The rally featured congressmen, state representatives and activists from around the state. Austin-area Representatives Lloyd Doggett and Greg Casar critiqued education policies proposed in the Texas legislature, including Senate Bill 10, which would mandate the display of the Ten Commandments in Texas classrooms, and Senate Bill 2, which proposes a school voucher system for the state.
Leander resident Catherine Winslow came to object to the bills on behalf of her five grandchildren, who she said rely on public education as the foundation for their future.
“I want my tax dollars going to public schools for all those children,” Winslow said. “We need to up the funding that we’ve been denying them for the last six years, and what they’re proposing is like giving a crumb to a starving child. That public money doesn’t need to be going to private institutions that have no accountability. … You don’t know what indoctrination is happening (at private schools).”

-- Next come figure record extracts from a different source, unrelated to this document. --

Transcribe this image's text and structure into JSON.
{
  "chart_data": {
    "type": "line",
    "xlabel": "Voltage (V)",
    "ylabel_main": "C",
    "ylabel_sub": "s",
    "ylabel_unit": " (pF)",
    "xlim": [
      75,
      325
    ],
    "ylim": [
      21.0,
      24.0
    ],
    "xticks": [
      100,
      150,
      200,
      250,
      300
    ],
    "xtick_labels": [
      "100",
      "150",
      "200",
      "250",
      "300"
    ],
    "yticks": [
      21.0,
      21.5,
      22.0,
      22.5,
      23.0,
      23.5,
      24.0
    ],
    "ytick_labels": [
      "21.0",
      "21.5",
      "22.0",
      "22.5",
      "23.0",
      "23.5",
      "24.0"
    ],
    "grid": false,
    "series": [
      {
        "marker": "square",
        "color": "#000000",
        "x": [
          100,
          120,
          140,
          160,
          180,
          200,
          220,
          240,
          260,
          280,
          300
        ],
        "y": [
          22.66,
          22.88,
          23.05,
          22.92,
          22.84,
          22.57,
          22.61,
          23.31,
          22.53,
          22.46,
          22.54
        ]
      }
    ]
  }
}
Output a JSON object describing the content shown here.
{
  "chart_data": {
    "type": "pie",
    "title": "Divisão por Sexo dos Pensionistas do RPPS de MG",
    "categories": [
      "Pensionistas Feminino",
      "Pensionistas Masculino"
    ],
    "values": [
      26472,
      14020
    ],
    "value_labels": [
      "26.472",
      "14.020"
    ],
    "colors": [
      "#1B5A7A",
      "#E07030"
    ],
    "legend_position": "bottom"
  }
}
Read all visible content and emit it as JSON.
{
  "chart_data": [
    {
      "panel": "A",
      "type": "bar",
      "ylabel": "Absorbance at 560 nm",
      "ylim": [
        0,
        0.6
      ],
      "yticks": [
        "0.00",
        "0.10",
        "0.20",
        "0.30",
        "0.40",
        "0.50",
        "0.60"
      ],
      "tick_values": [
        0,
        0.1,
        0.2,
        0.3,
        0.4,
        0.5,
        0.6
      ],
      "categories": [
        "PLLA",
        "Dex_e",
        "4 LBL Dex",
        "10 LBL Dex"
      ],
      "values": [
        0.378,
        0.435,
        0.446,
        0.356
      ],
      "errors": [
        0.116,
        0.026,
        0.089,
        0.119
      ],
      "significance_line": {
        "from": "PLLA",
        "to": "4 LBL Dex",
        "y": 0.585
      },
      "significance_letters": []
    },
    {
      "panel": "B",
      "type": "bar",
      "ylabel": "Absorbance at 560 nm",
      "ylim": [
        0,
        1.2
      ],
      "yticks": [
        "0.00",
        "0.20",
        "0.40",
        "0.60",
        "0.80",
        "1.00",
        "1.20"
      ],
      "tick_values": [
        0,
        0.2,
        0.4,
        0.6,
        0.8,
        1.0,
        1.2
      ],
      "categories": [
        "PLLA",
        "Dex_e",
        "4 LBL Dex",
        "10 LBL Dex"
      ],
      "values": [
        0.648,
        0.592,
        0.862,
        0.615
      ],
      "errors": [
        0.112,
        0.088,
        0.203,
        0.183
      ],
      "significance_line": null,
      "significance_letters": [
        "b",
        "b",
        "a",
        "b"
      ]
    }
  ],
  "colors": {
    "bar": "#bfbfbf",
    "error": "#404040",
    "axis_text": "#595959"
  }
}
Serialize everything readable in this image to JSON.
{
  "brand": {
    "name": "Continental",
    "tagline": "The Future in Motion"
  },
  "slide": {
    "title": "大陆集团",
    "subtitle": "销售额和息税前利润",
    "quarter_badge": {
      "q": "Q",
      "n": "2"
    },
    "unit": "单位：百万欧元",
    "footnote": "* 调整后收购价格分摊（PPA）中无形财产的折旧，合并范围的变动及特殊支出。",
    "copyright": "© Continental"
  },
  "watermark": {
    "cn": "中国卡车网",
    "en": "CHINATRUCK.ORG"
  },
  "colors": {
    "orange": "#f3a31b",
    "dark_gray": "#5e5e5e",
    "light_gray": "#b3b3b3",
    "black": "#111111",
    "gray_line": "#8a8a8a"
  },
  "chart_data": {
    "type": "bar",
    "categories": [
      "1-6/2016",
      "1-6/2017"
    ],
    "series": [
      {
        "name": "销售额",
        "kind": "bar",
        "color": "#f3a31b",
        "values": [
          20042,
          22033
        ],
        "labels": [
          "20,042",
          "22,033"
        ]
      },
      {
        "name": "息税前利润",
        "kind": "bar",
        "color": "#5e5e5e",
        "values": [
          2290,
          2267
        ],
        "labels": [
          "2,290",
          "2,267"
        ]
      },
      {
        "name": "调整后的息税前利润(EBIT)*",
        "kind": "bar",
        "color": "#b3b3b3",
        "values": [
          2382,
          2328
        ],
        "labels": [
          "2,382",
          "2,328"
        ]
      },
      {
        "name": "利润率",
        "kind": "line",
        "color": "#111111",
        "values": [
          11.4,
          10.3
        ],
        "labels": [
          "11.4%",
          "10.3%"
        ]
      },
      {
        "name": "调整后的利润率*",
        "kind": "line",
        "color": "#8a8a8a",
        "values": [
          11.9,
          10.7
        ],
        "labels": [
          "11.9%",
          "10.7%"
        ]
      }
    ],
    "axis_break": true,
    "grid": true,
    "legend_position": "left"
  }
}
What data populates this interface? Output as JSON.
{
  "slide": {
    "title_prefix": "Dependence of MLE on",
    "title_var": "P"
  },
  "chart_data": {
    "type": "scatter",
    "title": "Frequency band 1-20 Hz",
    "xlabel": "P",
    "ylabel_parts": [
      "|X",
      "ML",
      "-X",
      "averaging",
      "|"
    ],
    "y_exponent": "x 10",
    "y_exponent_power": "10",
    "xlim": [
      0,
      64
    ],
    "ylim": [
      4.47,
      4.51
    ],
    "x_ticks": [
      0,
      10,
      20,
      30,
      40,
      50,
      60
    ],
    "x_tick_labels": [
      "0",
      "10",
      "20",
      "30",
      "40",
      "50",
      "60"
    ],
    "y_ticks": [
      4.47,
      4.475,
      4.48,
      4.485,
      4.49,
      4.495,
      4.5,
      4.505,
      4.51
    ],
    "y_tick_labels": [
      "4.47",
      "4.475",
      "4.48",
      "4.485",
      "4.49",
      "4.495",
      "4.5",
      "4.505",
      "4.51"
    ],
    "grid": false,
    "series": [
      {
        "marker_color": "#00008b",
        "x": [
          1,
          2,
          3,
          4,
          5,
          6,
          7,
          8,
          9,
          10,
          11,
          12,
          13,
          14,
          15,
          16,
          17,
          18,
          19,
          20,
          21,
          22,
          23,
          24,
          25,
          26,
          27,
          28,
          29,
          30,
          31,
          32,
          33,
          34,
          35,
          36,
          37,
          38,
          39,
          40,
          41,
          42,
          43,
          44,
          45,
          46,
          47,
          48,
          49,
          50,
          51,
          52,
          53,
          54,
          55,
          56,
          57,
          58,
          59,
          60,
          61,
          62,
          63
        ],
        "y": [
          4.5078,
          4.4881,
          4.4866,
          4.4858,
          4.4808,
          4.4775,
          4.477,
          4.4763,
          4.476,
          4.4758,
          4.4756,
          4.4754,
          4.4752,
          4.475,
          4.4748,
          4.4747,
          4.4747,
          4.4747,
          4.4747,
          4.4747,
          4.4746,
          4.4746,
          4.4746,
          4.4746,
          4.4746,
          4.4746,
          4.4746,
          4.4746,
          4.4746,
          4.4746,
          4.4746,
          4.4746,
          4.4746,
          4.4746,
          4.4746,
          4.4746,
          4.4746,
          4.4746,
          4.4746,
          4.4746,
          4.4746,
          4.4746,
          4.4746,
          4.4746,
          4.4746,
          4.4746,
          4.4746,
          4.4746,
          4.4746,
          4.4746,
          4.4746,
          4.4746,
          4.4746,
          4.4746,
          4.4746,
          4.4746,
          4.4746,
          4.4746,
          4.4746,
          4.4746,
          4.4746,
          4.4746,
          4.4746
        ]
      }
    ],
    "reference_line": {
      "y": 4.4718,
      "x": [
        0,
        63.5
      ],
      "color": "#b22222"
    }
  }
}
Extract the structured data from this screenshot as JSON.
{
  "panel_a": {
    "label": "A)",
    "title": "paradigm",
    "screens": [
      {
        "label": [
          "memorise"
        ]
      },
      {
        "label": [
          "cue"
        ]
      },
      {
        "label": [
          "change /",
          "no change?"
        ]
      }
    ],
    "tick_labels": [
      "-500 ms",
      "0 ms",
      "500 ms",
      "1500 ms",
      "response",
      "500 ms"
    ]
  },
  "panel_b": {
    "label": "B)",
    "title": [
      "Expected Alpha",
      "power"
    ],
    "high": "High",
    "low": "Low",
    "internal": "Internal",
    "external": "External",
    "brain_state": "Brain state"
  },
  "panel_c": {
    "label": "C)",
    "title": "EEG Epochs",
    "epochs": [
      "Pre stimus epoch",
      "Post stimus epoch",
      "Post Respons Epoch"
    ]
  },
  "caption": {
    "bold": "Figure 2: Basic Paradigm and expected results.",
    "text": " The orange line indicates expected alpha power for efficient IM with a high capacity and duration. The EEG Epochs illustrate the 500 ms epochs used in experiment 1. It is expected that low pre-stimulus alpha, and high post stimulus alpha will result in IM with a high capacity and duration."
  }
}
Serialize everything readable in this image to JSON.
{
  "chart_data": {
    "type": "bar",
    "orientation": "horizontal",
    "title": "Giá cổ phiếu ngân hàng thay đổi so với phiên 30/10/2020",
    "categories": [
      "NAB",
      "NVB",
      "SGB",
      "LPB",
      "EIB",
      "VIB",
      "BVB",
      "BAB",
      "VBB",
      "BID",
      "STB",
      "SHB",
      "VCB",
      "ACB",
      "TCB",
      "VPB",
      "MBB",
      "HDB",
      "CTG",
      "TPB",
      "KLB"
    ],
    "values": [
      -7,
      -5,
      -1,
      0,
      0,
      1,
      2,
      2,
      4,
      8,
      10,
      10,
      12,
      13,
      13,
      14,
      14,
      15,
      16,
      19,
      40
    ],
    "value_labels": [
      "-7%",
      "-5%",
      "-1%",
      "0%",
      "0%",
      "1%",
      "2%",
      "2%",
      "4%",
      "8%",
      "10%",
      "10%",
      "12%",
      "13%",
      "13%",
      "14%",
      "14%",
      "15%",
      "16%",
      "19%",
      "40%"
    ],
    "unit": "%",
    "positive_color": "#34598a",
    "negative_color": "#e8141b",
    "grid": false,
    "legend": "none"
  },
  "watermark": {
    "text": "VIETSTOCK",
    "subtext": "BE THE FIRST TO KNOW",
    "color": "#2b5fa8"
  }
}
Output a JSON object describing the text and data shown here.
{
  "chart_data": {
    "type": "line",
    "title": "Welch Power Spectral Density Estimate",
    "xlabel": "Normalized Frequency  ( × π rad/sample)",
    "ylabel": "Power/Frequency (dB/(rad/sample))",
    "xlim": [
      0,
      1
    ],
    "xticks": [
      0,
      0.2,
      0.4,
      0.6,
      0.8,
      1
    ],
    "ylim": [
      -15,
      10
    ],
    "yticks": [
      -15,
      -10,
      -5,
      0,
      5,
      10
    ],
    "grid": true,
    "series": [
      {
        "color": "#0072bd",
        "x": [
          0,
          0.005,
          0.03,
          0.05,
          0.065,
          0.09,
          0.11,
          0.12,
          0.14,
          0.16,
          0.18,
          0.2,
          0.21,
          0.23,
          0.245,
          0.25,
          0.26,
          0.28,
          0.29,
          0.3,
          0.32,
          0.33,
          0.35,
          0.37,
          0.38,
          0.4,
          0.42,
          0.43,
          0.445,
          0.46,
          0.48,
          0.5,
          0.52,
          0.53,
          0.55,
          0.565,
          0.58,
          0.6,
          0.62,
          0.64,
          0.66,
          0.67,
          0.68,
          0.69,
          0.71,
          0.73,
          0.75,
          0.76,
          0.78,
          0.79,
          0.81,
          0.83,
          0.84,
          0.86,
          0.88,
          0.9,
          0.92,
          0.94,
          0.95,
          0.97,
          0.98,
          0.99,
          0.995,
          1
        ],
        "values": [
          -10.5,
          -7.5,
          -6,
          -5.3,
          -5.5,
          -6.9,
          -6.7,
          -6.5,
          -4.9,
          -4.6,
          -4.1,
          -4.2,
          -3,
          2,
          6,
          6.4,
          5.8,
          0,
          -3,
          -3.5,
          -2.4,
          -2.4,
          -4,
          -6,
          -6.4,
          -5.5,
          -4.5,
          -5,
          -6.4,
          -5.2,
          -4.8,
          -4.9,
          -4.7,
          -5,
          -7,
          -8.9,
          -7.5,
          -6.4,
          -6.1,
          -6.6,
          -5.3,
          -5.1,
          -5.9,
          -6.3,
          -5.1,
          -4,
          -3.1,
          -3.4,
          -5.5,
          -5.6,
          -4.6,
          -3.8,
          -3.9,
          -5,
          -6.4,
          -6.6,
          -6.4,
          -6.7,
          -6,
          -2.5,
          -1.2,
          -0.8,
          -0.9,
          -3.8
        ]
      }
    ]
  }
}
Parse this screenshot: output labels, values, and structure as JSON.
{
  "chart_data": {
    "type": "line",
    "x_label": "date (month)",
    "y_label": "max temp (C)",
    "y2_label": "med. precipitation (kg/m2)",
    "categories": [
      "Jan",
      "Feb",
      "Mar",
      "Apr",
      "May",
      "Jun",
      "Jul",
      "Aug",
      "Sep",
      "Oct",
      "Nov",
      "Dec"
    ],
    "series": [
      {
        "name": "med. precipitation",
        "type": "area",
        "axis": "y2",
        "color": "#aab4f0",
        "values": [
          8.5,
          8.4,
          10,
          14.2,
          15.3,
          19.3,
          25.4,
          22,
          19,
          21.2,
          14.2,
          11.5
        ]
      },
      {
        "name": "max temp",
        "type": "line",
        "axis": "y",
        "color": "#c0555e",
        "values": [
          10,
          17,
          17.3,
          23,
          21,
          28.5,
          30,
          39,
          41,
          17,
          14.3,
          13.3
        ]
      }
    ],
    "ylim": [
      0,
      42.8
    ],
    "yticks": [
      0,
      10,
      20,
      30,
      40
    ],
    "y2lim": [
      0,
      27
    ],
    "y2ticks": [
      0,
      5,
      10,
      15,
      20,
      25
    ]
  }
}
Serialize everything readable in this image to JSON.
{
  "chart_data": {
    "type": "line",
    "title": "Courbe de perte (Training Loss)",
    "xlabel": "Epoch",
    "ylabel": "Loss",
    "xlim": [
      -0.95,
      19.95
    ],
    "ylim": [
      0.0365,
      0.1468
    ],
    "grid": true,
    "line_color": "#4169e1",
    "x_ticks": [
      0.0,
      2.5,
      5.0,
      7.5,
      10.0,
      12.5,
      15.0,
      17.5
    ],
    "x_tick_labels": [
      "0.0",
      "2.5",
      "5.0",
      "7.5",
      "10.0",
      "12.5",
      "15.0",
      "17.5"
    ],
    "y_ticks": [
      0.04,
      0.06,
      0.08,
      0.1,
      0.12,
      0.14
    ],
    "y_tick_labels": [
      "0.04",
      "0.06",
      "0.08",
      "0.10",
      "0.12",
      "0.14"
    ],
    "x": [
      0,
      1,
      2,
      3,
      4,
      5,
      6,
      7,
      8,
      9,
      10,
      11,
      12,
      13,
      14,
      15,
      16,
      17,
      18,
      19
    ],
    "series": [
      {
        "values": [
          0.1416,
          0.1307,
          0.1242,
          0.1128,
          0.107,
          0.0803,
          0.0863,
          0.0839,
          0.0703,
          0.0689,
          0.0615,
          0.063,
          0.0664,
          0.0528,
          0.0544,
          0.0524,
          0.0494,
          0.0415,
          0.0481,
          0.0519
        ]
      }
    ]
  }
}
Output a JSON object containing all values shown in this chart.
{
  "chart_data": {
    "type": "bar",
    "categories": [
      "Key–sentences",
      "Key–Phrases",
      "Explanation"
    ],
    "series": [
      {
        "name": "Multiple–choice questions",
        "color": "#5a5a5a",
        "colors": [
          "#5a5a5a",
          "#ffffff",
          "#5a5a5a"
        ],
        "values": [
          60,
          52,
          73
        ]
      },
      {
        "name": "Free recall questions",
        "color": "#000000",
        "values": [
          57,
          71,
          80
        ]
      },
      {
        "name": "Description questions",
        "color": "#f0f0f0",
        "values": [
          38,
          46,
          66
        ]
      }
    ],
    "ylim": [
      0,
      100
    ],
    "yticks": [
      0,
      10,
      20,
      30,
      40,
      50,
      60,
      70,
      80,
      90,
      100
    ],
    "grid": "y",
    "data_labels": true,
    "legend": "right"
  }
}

Winslow said that public schools already offer choice for parents, and that giving taxpayer dollars to private schools is a misuse of those funds.
“If you want to send your kids to private school, you have the choice today to send your kids to private school,” Winslow said. “And you have some choices even in public school to be able to go to a different campus than you’re originally assigned. We know the private schools are not (located) where the kids that need (them) most are, so they don’t have access to it. That money needs to go to public schools, to teachers, to our children.”
Rep. Lloyd Doggett (D-Austin), who spoke at the rally, said in a social media post afterward that he plans to continue to speak out against the use of public funds for private education.
“We won’t stay silent as they wreck our public schools with vouchers and tax credits to shift public resources into private academies and dismantle federal aid to education,” Doggett wrote. “When public education wins, democracy wins!”
Julia, an attendee from Austin who asked to be identified by only her first name, said she is a product of public education and knows the value it can offer. However, Julia said the erosion in Texas’ public education system has been severe, making her doubt that her parents would have made the same choice for her today that they did when she was a child.
“Texas has been on a systematic (path for) multiple years of reducing the funding that we use for public education to put the system into crisis so that they can then say they’re not working and privatize the education system overall,” Julia said. “You need to fix the underlying problem before you create an unnecessary solution.”